Heterogeneity of PD-L1 expression on tumor cells and tumor-infiltrating immune cells between the primary tumor and matched lymph node metastases in head and neck squamous cell carcinomas

Background: The role of immune checkpoint inhibition in treating head and neck squamous cell carcinoma (HNSCC) is expanding, yet response rates to PD-L1 therapy remain inconsistent and generally poor. Although several studies have examined heterogeneous intratumoral PD-L1 expression, the disparity in response to PD-L1 therapy between primary tumors and their associated lymph node metastases remains unclear. Methods: Primary tumor samples and two matching lymph node metastases were obtained from a cohort of 50 patients and immunohistochemically stained with a PD-L1 antibody.
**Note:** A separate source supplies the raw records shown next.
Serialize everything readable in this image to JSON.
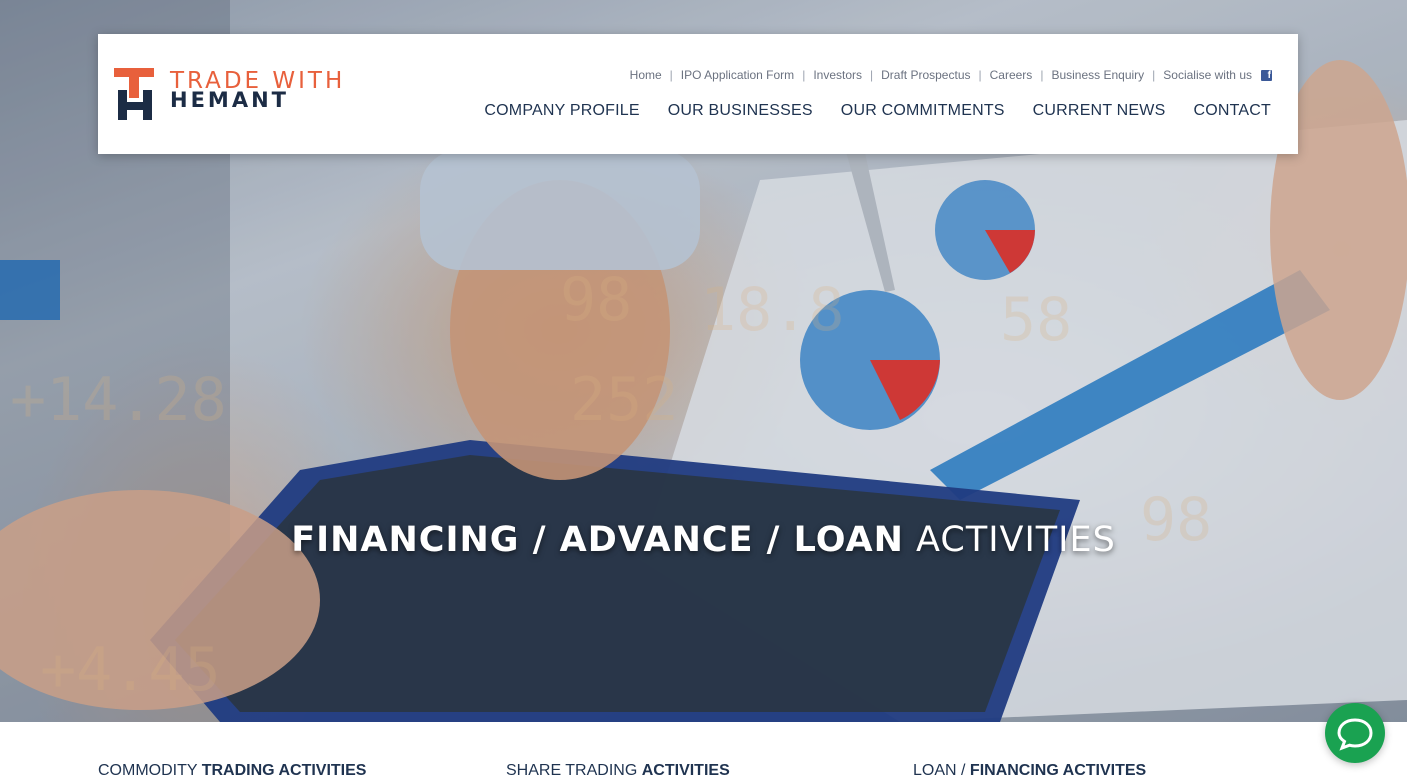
{
  "brand": {
    "line1": "TRADE WITH",
    "line2": "HEMANT",
    "colors": {
      "orange": "#e8603c",
      "navy": "#1c2c45"
    }
  },
  "toplinks": {
    "home": "Home",
    "ipo": "IPO Application Form",
    "investors": "Investors",
    "prospectus": "Draft Prospectus",
    "careers": "Careers",
    "enquiry": "Business Enquiry",
    "socialise": "Socialise with us",
    "facebook_icon": "f"
  },
  "nav": {
    "company": "COMPANY PROFILE",
    "businesses": "OUR BUSINESSES",
    "commitments": "OUR COMMITMENTS",
    "news": "CURRENT NEWS",
    "contact": "CONTACT"
  },
  "hero": {
    "title_part1": "FINANCING / ADVANCE / LOAN",
    "title_part2": "ACTIVITIES"
  },
  "sections": {
    "commodity_light": "COMMODITY",
    "commodity_bold": "TRADING ACTIVITIES",
    "share_light": "SHARE TRADING",
    "share_bold": "ACTIVITIES",
    "loan_light": "LOAN /",
    "loan_bold": "FINANCING ACTIVITES"
  },
  "chat": {
    "icon": "chat-bubble-icon",
    "color": "#1aa251"
  }
}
PD-L1 expression, assessed using the combined positive score (CPS) and tumor proportion score (TPS), and immune infiltration, measured with an immunoreactive score (IRS), were compared between the primary tumor and lymph node metastases. These measures were then correlated with other histopathological and clinical features. Results: PD-L1 expression, evaluated by CPS and TPS, showed no significant differences between the primary tumor and matched lymph node metastases. However, 18% (CPS) respectively 4% (TPS) of patients exhibited clinically relevant discordant CPS and TPS values between their primary tumor and lymph node metastases with respect to the cutoff level for FDA and EMA approval. CPS and TPS values were not influenced by primary tumor subsite or HPV status. Conversely, immune infiltration measured by IRS was significantly affected by primary tumor subsite location. Both HPV tumor status and primary tumor subsite were statistically significantly associated with overall survival. Conclusion: Our study emphasizes the heterogeneity in PD-L1 expression in HNSCC patients and provides potential explanations for the heterogeneous response of primary tumors and lymph node metastases to immune checkpoint therapy as observed in recent clinical trials. These findings underscore the need for a more comprehensive understanding of PD-L1 expression in head and neck cancer and delineate a rational for re-biopsies including lymph node metastases if therapeutic cut-offs for Anti-PD-1 therapy are initially not met.